但し、長期的な視点から本人には不向きだと思われる部署に就けることも、その人の成長を考えた時に必要な場合があります。
「適材適所」の英語と解釈
「適材適所」は“Right people”という言葉で使われます。
「適材適所」の類語や類義表現
ここからは、「適材適所」と同じような意味を持っている類義語を挙げてみました。
どのような言葉があるでしょうか?
- 「おあつらえ向き」【おあつらえむき】
- 「水を得た魚」【みずをえたうお】
- 「人心掌握」【じんしんしょうあく】
「おあつらえ向き」【おあつらえむき】
類義語の1つに「おあつらえ向き」という言葉があります。
「注文どおりであること」、あるいは「希望どおりであることや、そのような状態やさま」ということ指しています。
「注文して服や道具などの物を作らせること」、「注文して作らせた物」という意味合いが強いこと表現ですが、「君におあつらえ向きのいい部署があるよ」というように「その人の特性が発揮できる、その人に向いているぴったりの仕事がある」という意味で「おあつらえ向き」が使われます。
そのような観点から「適材適所」に近い意味を持つ言葉と思われます。
「水を得た魚」【みずをえたうお】
「水を得た魚」とは、「自分に合った環境や、自分の得意な状況などになって、生き生きとしているさま」や、「よく活躍している様子」といったような意味を持つことわざです。
「前の職場では思うように仕事をできなかった彼は、転職先では水を得た魚のように働いている」というような使い方になります。
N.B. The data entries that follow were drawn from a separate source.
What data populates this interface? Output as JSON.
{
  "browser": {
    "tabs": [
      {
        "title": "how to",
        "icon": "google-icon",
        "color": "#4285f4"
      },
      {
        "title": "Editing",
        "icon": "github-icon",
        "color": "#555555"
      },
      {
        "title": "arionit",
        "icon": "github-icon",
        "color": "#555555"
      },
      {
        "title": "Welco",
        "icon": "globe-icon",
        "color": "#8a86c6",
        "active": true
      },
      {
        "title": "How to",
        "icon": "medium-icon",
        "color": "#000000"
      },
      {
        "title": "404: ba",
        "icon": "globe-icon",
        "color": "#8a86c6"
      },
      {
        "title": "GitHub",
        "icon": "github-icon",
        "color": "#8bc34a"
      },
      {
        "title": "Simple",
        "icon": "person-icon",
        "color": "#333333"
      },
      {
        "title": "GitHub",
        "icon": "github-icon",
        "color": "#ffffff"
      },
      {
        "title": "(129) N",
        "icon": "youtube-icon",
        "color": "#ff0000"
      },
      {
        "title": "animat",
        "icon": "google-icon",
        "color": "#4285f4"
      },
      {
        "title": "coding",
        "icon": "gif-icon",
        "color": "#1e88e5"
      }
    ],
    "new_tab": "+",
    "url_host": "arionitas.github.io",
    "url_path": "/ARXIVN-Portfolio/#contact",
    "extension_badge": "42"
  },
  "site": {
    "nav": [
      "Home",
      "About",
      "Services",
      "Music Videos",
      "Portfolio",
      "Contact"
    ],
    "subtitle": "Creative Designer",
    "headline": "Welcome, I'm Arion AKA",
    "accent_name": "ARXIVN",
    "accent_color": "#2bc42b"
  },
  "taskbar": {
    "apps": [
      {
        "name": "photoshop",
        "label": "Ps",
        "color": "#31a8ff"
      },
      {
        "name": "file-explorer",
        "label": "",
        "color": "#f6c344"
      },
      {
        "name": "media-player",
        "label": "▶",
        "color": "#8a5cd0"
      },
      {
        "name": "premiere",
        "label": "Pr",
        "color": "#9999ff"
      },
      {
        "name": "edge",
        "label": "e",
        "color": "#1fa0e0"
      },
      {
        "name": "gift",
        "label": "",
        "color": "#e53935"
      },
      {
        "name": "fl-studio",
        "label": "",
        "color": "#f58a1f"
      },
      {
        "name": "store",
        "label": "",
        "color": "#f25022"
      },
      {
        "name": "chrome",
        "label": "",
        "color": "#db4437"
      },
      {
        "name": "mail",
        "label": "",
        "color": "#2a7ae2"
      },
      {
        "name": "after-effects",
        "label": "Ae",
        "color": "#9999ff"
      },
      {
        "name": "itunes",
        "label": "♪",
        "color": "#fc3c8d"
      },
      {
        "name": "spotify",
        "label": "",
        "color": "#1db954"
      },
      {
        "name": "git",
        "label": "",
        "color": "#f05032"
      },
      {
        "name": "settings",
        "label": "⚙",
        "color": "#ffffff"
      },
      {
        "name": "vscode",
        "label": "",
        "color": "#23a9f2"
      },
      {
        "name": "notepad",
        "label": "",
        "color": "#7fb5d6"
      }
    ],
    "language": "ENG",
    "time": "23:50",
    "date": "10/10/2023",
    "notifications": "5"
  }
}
それまで塞ぎこんでいた人が環境が変わったってことで、見違えるように変身する時にこの言葉が当てはまります。
「人心掌握」【じんしんしょうあく】
「人心掌握」は、「他人の心を意のままに操ること」を意味しています。
自分が考えている方向へと人を誘導していいながら、その人の心をうまくある方向へ導くことです。
「人心掌握」に長けている人は、人生で大変な状況の中から人を救ったり、情けなく落ち込んでいる人のそばにいて味方になったりしてくれます。
人はこのような人に対しては、何とかその人の力になりたいと思い、恩返しの意味でも頑張ろうとします。
そのような意味で、「適材適所」の類義語としては挙げることができます。
「適材適所」とは、「その人に合った部署に配置させること」と言っても過言ではありません。
それだけに4月の移動時期になると、社員はそれぞれ自分の配置先、移動先にドキドキするものです。
しかし、このような移動は、自分にとって最大のチャンスだと受け止めるべきです。
そうすることよって、仕事のノウハウが蓄積されて、数年後には大きな成果を生み出すことができるようになるはずです。
たとえその時は不本意に感じても、プラス思考に生ることで先々の展望が開けて行くことになります。
「適材適所」を行う上司もその日とのことを思ってやっているのですから。
これから新たな部門に移る人は、心新たな気持ちで頑張ってもらいたいものです。